I loved Still Mine partly because it attaches the lives of the two main
characters to their past. The husband and wife are the parents of seven grown
children although only two of them are in the movie. The husband and wife love
each other and they speak about their past with each other. They live on a 2000
acre farm and neither want to leave their land although a daughter tries to
persuade them. (And here one needs to know that the husband although in his
eighties is healthy and strong.)
But the beauty of the movie
is that even with the dementia issue the wife is loved for who she is and will
be. She may lose who she is but her husband will love her for her whole self,
past, present and future. And isn’t that how God sees and loves us.

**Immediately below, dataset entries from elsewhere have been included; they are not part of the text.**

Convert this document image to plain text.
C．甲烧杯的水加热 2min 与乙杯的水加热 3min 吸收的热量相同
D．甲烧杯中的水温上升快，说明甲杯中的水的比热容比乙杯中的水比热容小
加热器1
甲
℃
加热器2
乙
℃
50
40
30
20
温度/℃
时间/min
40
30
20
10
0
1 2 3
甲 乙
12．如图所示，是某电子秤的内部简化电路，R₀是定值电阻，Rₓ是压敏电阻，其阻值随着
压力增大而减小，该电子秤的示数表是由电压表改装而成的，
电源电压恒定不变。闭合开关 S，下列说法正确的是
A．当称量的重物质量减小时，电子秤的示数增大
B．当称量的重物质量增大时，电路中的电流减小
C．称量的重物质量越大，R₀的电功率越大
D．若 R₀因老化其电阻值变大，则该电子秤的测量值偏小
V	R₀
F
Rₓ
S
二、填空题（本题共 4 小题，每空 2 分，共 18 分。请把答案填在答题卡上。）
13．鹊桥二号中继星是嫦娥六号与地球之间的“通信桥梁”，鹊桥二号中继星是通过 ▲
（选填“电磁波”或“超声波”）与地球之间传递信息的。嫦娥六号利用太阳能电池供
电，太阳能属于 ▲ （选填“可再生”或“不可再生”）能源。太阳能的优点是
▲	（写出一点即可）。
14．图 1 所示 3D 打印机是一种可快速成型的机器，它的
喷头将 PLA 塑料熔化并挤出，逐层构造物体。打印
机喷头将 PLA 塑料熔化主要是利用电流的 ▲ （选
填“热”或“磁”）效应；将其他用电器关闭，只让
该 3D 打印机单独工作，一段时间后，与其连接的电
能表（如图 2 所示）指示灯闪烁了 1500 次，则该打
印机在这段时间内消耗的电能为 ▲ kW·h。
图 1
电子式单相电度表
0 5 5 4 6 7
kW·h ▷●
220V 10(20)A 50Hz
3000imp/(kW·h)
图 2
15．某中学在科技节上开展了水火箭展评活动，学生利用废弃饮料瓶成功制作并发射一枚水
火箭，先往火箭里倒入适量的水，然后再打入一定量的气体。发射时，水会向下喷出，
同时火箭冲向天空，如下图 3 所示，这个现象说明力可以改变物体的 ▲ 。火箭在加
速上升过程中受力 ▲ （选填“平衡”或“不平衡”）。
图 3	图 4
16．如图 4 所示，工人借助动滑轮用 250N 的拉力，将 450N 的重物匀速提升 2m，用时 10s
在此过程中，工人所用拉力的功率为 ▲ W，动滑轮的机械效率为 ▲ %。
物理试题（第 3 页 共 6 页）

I believe we must love the
whole person even when they have forgotten themselves.
I am trying to apply some of
my thoughts in a practical manner.
My husband should not walk
anymore by himself. He is legally blind and sometimes he forgets to look when
crossing streets—I’m not sure he can see well enough when he does look—but he
is now persistent that he must walk. Even on Sunday afternoon when it is 100
degrees outside. Three times this week when we were unable to walk because we
missed the cooler mornings he slipped out the back door and walked. Today I saw
him and followed. And it was a hundred degrees I reminded him, in a rather loud
voice, when we returned home. He wasn’t hot he said.
But this is not just a new
Brad, this is the tenacity that has always belonged to Brad. It is too early in
the journey to put locks on the inside of the doors. I will simply keep working
at finding a better rhythm for our days.